Gerade im Hiroshimatag erneuern wir daher unsere Forderung, aus dieser EU-Militarisierung auszusteigen, insbesondere fordern wir:

  • Ausstieg aus der Aufrüstungspflicht und militärischen Beistandsverpflichtung des Artikel 42, EU-Vertrag
  • Ausstieg aus der Ständig Strukturierten Zusammenarbeit (EU-SSZ/Pesco), die zum Mitmarschieren bei EU-Militäreinsätzen verpflichtet und die Militärbudgets Jahr für Jahr in die Höhe schraubt.
  • Ausstieg aus dem „Strategischen Kompass“ der EU, v.a. Ausstieg aus der Schnellen Eingreiftruppe der EU, an der sich Österreich bereits 2025 mit einigen Hundert SoldatInnen beteiligen will; keine Teilnahme an Raketenabwehrsystem European Sky Shield.
  • Ausstieg aus den Gremien und Institution des EU-Militärpolitik (EU-Rüstungsamt, Politisches und sicherheitspolitisches Komitee, EU-Militärausschuss, EU-Militärstab)
  • Keine Einbeziehung Österreichs in den militärisch-industriellen Komplex der EU, keine Beteiligung an der Finanzierung des EU-Rüstungsfonds, der EU-Kriegskasse („Friedensfazilität“) und anderen Fonds zur Militarisierung der EU.
  • Eliminierung des Artikel 23j aus der österreichischen Bundesverfassung. Dieser Kriegsermächtigungsartikel ermöglicht die Teilnahme an EU-Militäreinsätzen auf der ganzen Welt, auch ohne UN-Mandat.
  • Neutralitätskonforme Novellierung des Kriegsmaterialgesetzes und anderer Gesetze; keine neutralitätswidrigen Truppen- und Kriegsmaterialtransporte durch Österreich, kein Aufenthalt von EU-/NATO-Truppen in Österreich
  • Keine Beteiligung an den Wirtschaftskriegen der EU, neutralitätskonforme Außen(wirtschafts)politik ohne doppelte Standards
  • Ausstieg aus dem EURATOM-Vertrag, der zur Förderung der Atomkraft dient; die zivile Nutzung ist ein siamesischer Zwilling der kriegerischen.

Kooperative Weltordnung

Dieser Ausstieg aus der EU-Militarisierung verschafft Österreich den Freiraum für eine unabhängige Außenpolitik, die auf Frieden, Vermittlung und Diplomatie setzt. Die Politik der Konfrontation, die Politik der Aufrüstung – allein auf die NATO-/EU-Staaten, die 10 Prozent der Weltbevölkerung stellen, entfallen mehr als die Hälfte der weltweiten Militärausgaben – führt uns an den Abgrund: Sie kostet uns jene Ressourcen, die wir für Klimaschutz und die Überwindung des Hungers brauchen, sie droht uns in eine – möglicherweise sogar atomare – Eskalation zu führen.

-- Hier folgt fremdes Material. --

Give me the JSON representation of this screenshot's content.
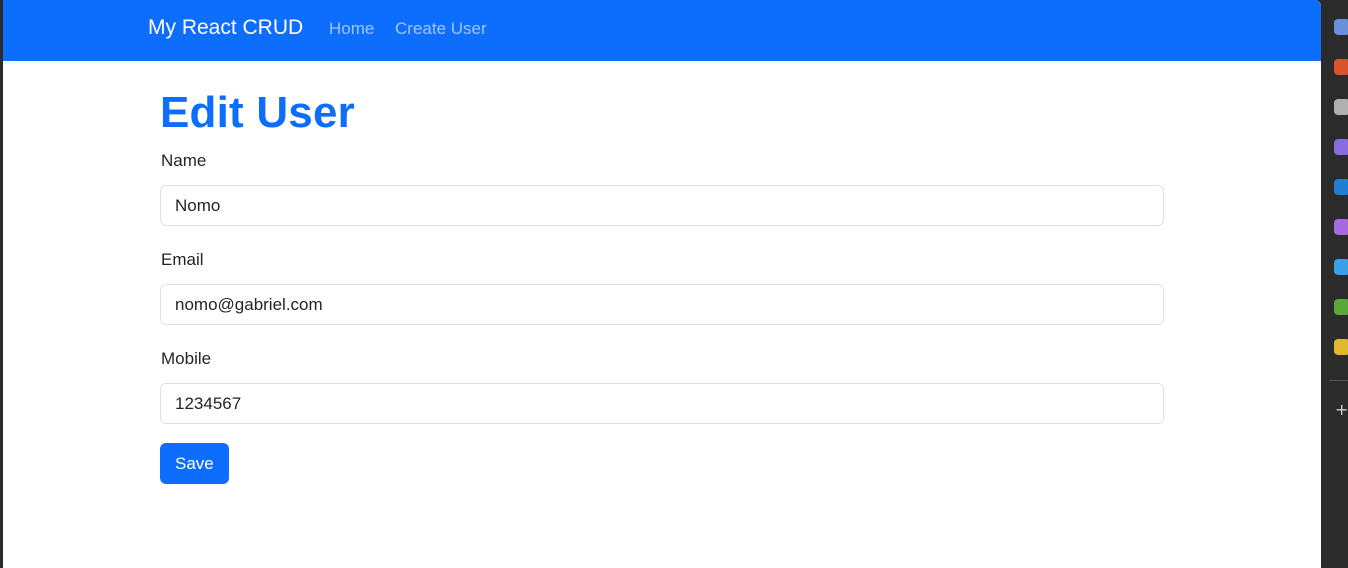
{
  "navbar": {
    "brand": "My React CRUD",
    "links": [
      "Home",
      "Create User"
    ]
  },
  "page": {
    "title": "Edit User"
  },
  "form": {
    "name_label": "Name",
    "name_value": "Nomo",
    "email_label": "Email",
    "email_value": "nomo@gabriel.com",
    "mobile_label": "Mobile",
    "mobile_value": "1234567",
    "save_label": "Save"
  },
  "sidebar": {
    "icons": [
      {
        "name": "tag-icon",
        "color": "#6a8fdc"
      },
      {
        "name": "toolbox-icon",
        "color": "#d9542a"
      },
      {
        "name": "people-icon",
        "color": "#b0b0b0"
      },
      {
        "name": "copilot-icon",
        "color": "#8a6ae0"
      },
      {
        "name": "outlook-icon",
        "color": "#1f7fd6"
      },
      {
        "name": "music-icon",
        "color": "#a86ae0"
      },
      {
        "name": "send-icon",
        "color": "#3aa0e8"
      },
      {
        "name": "tree-icon",
        "color": "#5aa83a"
      },
      {
        "name": "games-icon",
        "color": "#e0b82a"
      }
    ],
    "add_label": "+"
  },
  "colors": {
    "primary": "#0d6efd",
    "text": "#212529",
    "border": "#dee2e6"
  }
}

Wir brauchen eine kooperative Weltordnung, nur durch Zusammenarbeit und Frieden und nicht durch Konfrontation und Krieg können die großen Probleme der Menschheit gelöst werden. Es braucht den Druck einer starken internationalen Friedensbewegung und selbstbewusste neutrale Kleinstaaten wie Österreich, die Initiativen in diese Richtung setzen. Die Zeit drängt. Hiroshima und Nagasaki mahnen.